Le cinéma documentaire vise à représenter le réel. Mais, à quoi correspond ce réel que nous pourrions filmer ? D’aucuns ont estimé que le réel filmé serait une fiction, mais dans ce cas par quelle autorité un cinéaste pourrait représenter des situations qui ne sont pas vécues pour être mises en scène ? A partir de ces interrogations, nous examinerons en quoi filmer le réel fait sens : rendre compte d'une situation sociale vise à mettre en évidence comment chaque interlocuteur d’un échange participe au maintien du « cadre de l’expérience » dans lequel il est impliqué par l’accomplissement [la performance] de son rôle ? Autrement dit, il s'agit d'être attentif à la performance de l'acteur social.
Filmer la performance [de l’acteur social]
du hors de soi à l’entre soi
(1) Richard Schechner, Performance, Expérimentation et théorie du théâtre aux USA, Paris, Editions Théâtrales, 2008, p.400.
Le dramaturge Richard Schechner établit une correspondance entre ce processus d'identification, qui peut "mettre hors de soi" en cas d'échec, et l'état de transe pratiqué notamment par les chamans : « Je définirai la restauration du comportement comme "le moi se comportant comme s'il était un autre", ou comme s'il était "hors de lui", ou "étranger à lui-même", comme dans une situation de transe. Cet "autre peut tout aussi bien être "le moi sujet à une émotion ou un état différent", comme si chacun possédait une multiplicité de "moi" » (1).
Comment percevoir la dimension performative d'une situation sociale ? En s'attachant à la performance théâtrale de l'acteur social : autrement dit, comment il "performe" des comportements pour se représenter lui-même comme un autre. Pour cela, il doit aller chercher hors de soi, dans d'autres mondes, les "esprits" qui pourront l'habiter et ainsi "restaurer un comportement" déjà connu afin de pouvoir se représenter... c'est-à-dire, se faire reconnaître.
Image : Christian Lallier
Mariam Guindo, guérisseuse, village d'Iriguili, commune de Kendié, cercle de Bandiagara, Pays Dogon, Mali, 2008.

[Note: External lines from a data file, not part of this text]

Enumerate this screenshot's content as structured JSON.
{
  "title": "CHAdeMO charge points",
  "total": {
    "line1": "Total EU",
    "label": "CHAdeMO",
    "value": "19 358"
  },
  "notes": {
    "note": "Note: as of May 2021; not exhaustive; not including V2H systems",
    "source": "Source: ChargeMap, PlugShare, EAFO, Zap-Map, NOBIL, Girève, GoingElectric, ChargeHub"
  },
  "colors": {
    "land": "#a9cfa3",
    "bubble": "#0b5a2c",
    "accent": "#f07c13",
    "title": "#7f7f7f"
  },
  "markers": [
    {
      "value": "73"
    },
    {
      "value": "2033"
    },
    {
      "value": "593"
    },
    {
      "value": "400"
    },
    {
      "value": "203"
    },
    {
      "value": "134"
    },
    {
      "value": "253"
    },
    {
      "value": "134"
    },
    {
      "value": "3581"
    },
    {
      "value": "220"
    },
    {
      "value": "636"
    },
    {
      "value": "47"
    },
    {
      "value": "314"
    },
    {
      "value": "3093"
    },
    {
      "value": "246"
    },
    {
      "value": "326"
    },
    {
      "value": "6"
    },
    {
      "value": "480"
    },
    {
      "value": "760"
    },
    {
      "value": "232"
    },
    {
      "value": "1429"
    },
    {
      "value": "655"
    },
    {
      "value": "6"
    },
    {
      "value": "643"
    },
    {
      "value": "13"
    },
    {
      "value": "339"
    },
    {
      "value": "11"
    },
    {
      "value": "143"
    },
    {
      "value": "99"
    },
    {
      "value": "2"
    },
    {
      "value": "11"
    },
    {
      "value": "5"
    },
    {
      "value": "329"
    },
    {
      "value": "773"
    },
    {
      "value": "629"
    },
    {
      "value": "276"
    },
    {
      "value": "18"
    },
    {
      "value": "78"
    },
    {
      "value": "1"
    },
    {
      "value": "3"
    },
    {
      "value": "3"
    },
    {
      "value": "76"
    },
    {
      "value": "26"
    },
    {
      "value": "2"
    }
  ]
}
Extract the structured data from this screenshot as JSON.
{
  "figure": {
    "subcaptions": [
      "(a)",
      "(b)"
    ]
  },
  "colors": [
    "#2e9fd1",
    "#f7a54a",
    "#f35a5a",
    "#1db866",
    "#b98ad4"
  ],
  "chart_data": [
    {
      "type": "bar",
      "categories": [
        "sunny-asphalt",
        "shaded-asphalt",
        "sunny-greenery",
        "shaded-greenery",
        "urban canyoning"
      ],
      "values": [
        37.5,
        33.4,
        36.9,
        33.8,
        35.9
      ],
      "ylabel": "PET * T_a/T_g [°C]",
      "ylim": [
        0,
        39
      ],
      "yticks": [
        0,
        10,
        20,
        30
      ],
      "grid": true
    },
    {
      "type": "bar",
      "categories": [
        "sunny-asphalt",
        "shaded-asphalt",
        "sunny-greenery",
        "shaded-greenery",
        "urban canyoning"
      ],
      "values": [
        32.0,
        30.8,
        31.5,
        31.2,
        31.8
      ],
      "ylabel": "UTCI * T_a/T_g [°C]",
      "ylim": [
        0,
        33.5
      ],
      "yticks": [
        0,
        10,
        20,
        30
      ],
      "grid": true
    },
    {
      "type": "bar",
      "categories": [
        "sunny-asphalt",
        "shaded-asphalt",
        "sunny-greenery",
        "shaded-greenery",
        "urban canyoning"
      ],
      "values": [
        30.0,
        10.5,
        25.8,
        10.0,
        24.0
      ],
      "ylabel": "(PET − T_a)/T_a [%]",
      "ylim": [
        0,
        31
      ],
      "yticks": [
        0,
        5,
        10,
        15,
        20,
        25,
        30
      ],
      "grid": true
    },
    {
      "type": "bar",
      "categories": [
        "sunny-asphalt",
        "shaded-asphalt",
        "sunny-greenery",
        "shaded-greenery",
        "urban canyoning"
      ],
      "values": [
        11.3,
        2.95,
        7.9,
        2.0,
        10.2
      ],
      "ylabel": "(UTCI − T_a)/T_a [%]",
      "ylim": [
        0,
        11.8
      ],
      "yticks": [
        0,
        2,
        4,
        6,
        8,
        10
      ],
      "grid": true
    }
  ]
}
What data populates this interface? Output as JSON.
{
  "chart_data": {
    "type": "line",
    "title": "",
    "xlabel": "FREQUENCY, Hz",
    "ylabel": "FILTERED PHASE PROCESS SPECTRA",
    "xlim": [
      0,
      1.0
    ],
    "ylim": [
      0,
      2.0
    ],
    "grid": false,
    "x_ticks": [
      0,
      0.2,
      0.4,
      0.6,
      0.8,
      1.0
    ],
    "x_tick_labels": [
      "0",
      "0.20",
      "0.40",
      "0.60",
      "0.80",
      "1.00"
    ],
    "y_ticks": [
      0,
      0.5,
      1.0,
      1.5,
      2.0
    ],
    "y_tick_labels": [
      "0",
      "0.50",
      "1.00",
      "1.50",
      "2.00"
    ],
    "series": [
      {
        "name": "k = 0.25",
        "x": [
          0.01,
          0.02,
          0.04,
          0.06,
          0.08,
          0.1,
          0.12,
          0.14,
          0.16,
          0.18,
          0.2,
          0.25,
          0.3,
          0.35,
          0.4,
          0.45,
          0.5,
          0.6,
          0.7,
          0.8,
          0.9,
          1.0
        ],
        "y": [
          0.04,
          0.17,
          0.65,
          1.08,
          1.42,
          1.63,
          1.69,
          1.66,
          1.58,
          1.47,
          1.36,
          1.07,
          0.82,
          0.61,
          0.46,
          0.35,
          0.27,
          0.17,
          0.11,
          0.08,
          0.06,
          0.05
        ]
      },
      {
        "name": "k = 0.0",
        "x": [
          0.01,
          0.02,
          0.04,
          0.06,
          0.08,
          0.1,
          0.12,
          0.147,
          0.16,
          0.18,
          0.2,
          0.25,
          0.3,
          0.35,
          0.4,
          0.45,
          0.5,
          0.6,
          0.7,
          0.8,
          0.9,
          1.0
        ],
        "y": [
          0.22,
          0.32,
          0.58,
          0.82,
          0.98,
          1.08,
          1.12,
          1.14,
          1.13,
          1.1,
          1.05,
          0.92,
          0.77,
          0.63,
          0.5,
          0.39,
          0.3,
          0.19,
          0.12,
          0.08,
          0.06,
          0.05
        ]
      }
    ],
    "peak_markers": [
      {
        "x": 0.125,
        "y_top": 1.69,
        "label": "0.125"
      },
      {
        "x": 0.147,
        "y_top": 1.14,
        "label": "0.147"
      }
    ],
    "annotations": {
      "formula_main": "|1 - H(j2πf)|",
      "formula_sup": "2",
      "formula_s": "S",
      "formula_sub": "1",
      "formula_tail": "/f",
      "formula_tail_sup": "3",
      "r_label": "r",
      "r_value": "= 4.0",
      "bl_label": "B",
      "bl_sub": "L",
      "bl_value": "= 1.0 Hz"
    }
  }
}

Filmer la performance consiste à rendre compte de l’engagement irrévocable des individus dans une interaction. Cette attention au travail des relations sociales permet de décrire, par l’observation filmée des échanges, des situations de conflit ou de négociation : lorsque chacun des acteurs se doit de faire valoir la légitimité de ses actes dans la recherche d'un accord entre propos équivoques et attitudes antagonistes. Nous étudierons cette notion de « performance » de l’acteur social, à partir des travaux du dramaturge Richard Schechner et de l’anthropologue Victor Turner, mais aussi à travers le cadre théorique d’Erving Goffman. Nous pourrons alors percevoir les performances interactionnelles et les interactions performatives qui sont à l’œuvre dans une situation sociale.
Une telle démarche supposera également d’interroger le lieu d’où parlent les individus, d’où ils regardent et d'où ils perçoivent le monde : autrement dit, de ce « lieu unique et absolu » que constitue leur corps, pour reprendre les termes de Michel Foucault. La notion de performance permettra ainsi d’exercer notre perception pour filmer le réel, afin d’y reconnaître en chaque situation observée : un espace matriciel, un espace potentiel et un espace cérémoniel.